Beyond Entertainment

What companies outside the entertainment industry are already using this technology to experiment with super-distribution?

The very reason IBM set up the Digital Media Group, which I am in, is to go across industry—to take a lot of the things we have been working on in the media industry and look at how that is going to transcend all industries. Because media is media—whether it's for business or entertainment, there is a common element that has to be addressed. So what we've done is taken the next step to create this platform framework called the Digital Media Factory.

The DMF, in essence, enables the IBM e-business infrastructure. You see the "e" in our commercials, allowing for media to flow freely through the e-business infrastructure and IBM middleware, for which DRM is just one part on an open framework that we have evolved. There are no standards for DRM that are being reported right now, but we are anticipating that those standards will plug into the framework.

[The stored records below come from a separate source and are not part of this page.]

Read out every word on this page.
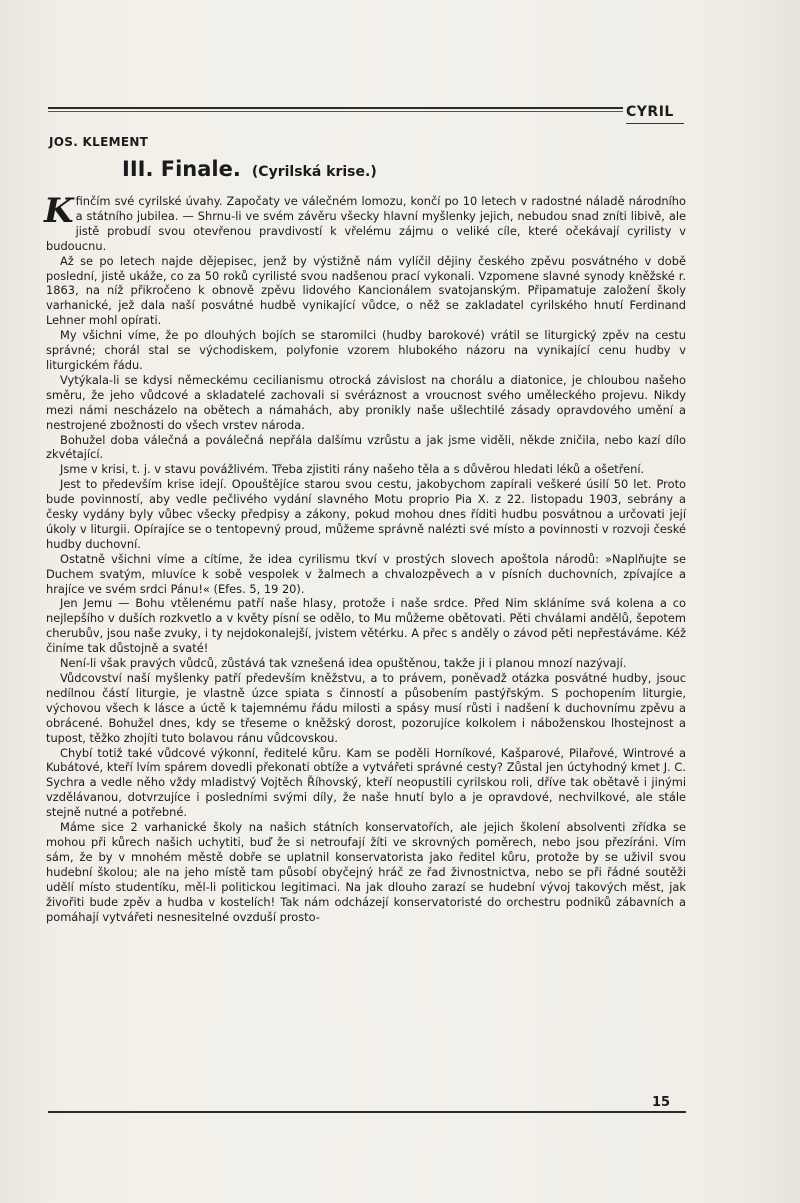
CYRIL
JOS. KLEMENT
III. Finale. (Cyrilská krise.)

Kfinčím své cyrilské úvahy. Započaty ve válečném lomozu, končí po 10 letech v radostné náladě národního a státního jubilea. — Shrnu-li ve svém závěru všecky hlavní myšlenky jejich, nebudou snad zníti libivě, ale jistě probudí svou otevřenou pravdivostí k vřelému zájmu o veliké cíle, které očekávají cyrilisty v budoucnu.

Až se po letech najde dějepisec, jenž by výstižně nám vylíčil dějiny českého zpěvu posvátného v době poslední, jistě ukáže, co za 50 roků cyrilisté svou nadšenou prací vykonali. Vzpomene slavné synody kněžské r. 1863, na níž přikročeno k obnově zpěvu lidového Kancionálem svatojanským. Připamatuje založení školy varhanické, jež dala naší posvátné hudbě vynikající vůdce, o něž se zakladatel cyrilského hnutí Ferdinand Lehner mohl opírati.

My všichni víme, že po dlouhých bojích se staromilci (hudby barokové) vrátil se liturgický zpěv na cestu správné; chorál stal se východiskem, polyfonie vzorem hlubokého názoru na vynikající cenu hudby v liturgickém řádu.

Vytýkala-li se kdysi německému cecilianismu otrocká závislost na chorálu a diatonice, je chloubou našeho směru, že jeho vůdcové a skladatelé zachovali si svéráznost a vroucnost svého uměleckého projevu. Nikdy mezi námi nescházelo na obětech a námahách, aby pronikly naše ušlechtilé zásady opravdového umění a nestrojené zbožnosti do všech vrstev národa.

Bohužel doba válečná a poválečná nepřála dalšímu vzrůstu a jak jsme viděli, někde zničila, nebo kazí dílo zkvétající.

Jsme v krisi, t. j. v stavu povážlivém. Třeba zjistiti rány našeho těla a s důvěrou hledati léků a ošetření.

Jest to především krise idejí. Opouštějíce starou svou cestu, jakobychom zapírali veškeré úsilí 50 let. Proto bude povinností, aby vedle pečlivého vydání slavného Motu proprio Pia X. z 22. listopadu 1903, sebrány a česky vydány byly vůbec všecky předpisy a zákony, pokud mohou dnes říditi hudbu posvátnou a určovati její úkoly v liturgii. Opírajíce se o tentopevný proud, můžeme správně nalézti své místo a povinnosti v rozvoji české hudby duchovní.

Ostatně všichni víme a cítíme, že idea cyrilismu tkví v prostých slovech apoštola národů: »Naplňujte se Duchem svatým, mluvíce k sobě vespolek v žalmech a chvalozpěvech a v písních duchovních, zpívajíce a hrajíce ve svém srdci Pánu!« (Efes. 5, 19 20).

Jen Jemu — Bohu vtělenému patří naše hlasy, protože i naše srdce. Před Nim skláníme svá kolena a co nejlepšího v duších rozkvetlo a v květy písní se odělo, to Mu můžeme obětovati. Pěti chválami andělů, šepotem cherubův, jsou naše zvuky, i ty nejdokonalejší, jvistem větérku. A přec s anděly o závod pěti nepřestáváme. Kéž činíme tak důstojně a svaté!

Není-li však pravých vůdců, zůstává tak vznešená idea opuštěnou, takže ji i planou mnozí nazývají.

Vůdcovství naší myšlenky patří především kněžstvu, a to právem, poněvadž otázka posvátné hudby, jsouc nedílnou částí liturgie, je vlastně úzce spiata s činností a působením pastýřským. S pochopením liturgie, výchovou všech k lásce a úctě k tajemnému řádu milosti a spásy musí růsti i nadšení k duchovnímu zpěvu a obrácené. Bohužel dnes, kdy se třeseme o kněžský dorost, pozorujíce kolkolem i náboženskou lhostejnost a tupost, těžko zhojíti tuto bolavou ránu vůdcovskou.

Chybí totiž také vůdcové výkonní, ředitelé kůru. Kam se poděli Horníkové, Kašparové, Pilařové, Wintrové a Kubátové, kteří lvím spárem dovedli překonati obtíže a vytvářeti správné cesty? Zůstal jen úctyhodný kmet J. C. Sychra a vedle něho vždy mladistvý Vojtěch Říhovský, kteří neopustili cyrilskou roli, dříve tak obětavě i jinými vzdělávanou, dotvrzujíce i posledními svými díly, že naše hnutí bylo a je opravdové, nechvilkové, ale stále stejně nutné a potřebné.

Máme sice 2 varhanické školy na našich státních konservatořích, ale jejich školení absolventi zřídka se mohou při kůrech našich uchytiti, buď že si netroufají žíti ve skrovných poměrech, nebo jsou přezíráni. Vím sám, že by v mnohém městě dobře se uplatnil konservatorista jako ředitel kůru, protože by se uživil svou hudební školou; ale na jeho místě tam působí obyčejný hráč ze řad živnostnictva, nebo se při řádné soutěži udělí místo studentíku, měl-li politickou legitimaci. Na jak dlouho zarazí se hudební vývoj takových měst, jak živořiti bude zpěv a hudba v kostelích! Tak nám odcházejí konservatoristé do orchestru podniků zábavních a pomáhají vytvářeti nesnesitelné ovzduší prosto-

15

Consider the healthcare industry. If you look at the secure distribution of health records for MRI, for X-rays, there are imaging opportunities there for DRM and solutions it can provide. For wireless, there is an announcement we made with Nokia. Nokia is plugging in its server to our DMF for content to be secured and distributed to wireless devices. Content could take the form of music or video clips, or it could be business content and the sharing of a graphic-rich file or video.

And there are other uses. Think about manufacturing. Think about the airline industry. All of the maintenance associated with fixing planes? In many cases you'll want your documents associated with the logs as part of business going forward. In the retail industry, you could use digital content controls for promotions at a kiosk for various retail outlets, such as a Barnes & Noble promotion of electronic books, distributed digitally.

Is digital content protection something that all companies will be looking at five years from now?

I think we are on the cusp of this growth right now. We've seen the pain identified with MP3 files in the entertainment business and what it's done to that industry. That has really lit a fire under other commercial businesses to start thinking about how we are going to allow for distribution of digital content within their world.

What are we going to do in our world as our content or capabilities move to the Internet or to digital platforms? What kinds of digital rights or copyright protections or technologies can be employed to protect our content—whether it be for business consumption, which might be proprietary information; educational, which might be copyrighted for fee-based content, from online or distance learning, because you're charging for the course; or for industrial purposes to actually distribute maintenance logs and information that might have graphics and schematics associated with maintenance logs? Every industry is now looking at this.

It's difficult to take a DRM technology that's made to be used only for music and make it work for other companies. And there are different ways you're going to want to have rights to the content. So instead of having a stand-alone technology, we have plugged it into an open framework for IBM middleware so that you have the flexibility to use the DMF specific to your industry or your company's needs.

As for the future, I think we're going to move toward standards. There needs to be a set of standards, but it's very difficult to work with standards. How do you standardize security? You can go so far as to say there are standards associated with digital rights management, but you can't divulge all the secrets as to how you're securing content because the secret gets out and you've lost. It is necessary to have standards at certain levels to how these things operate.

We are working diligently with those standards bodies on how this will evolve, organizations like MPEG (Moving Picture Experts Group) and OMA (Open Mobile Alliance). Our part is to work through the issues and especially how it evolves, so that it's standing but still open, as opposed to a completely vertical approach—like how Microsoft would approach it, which would be their way or the highway.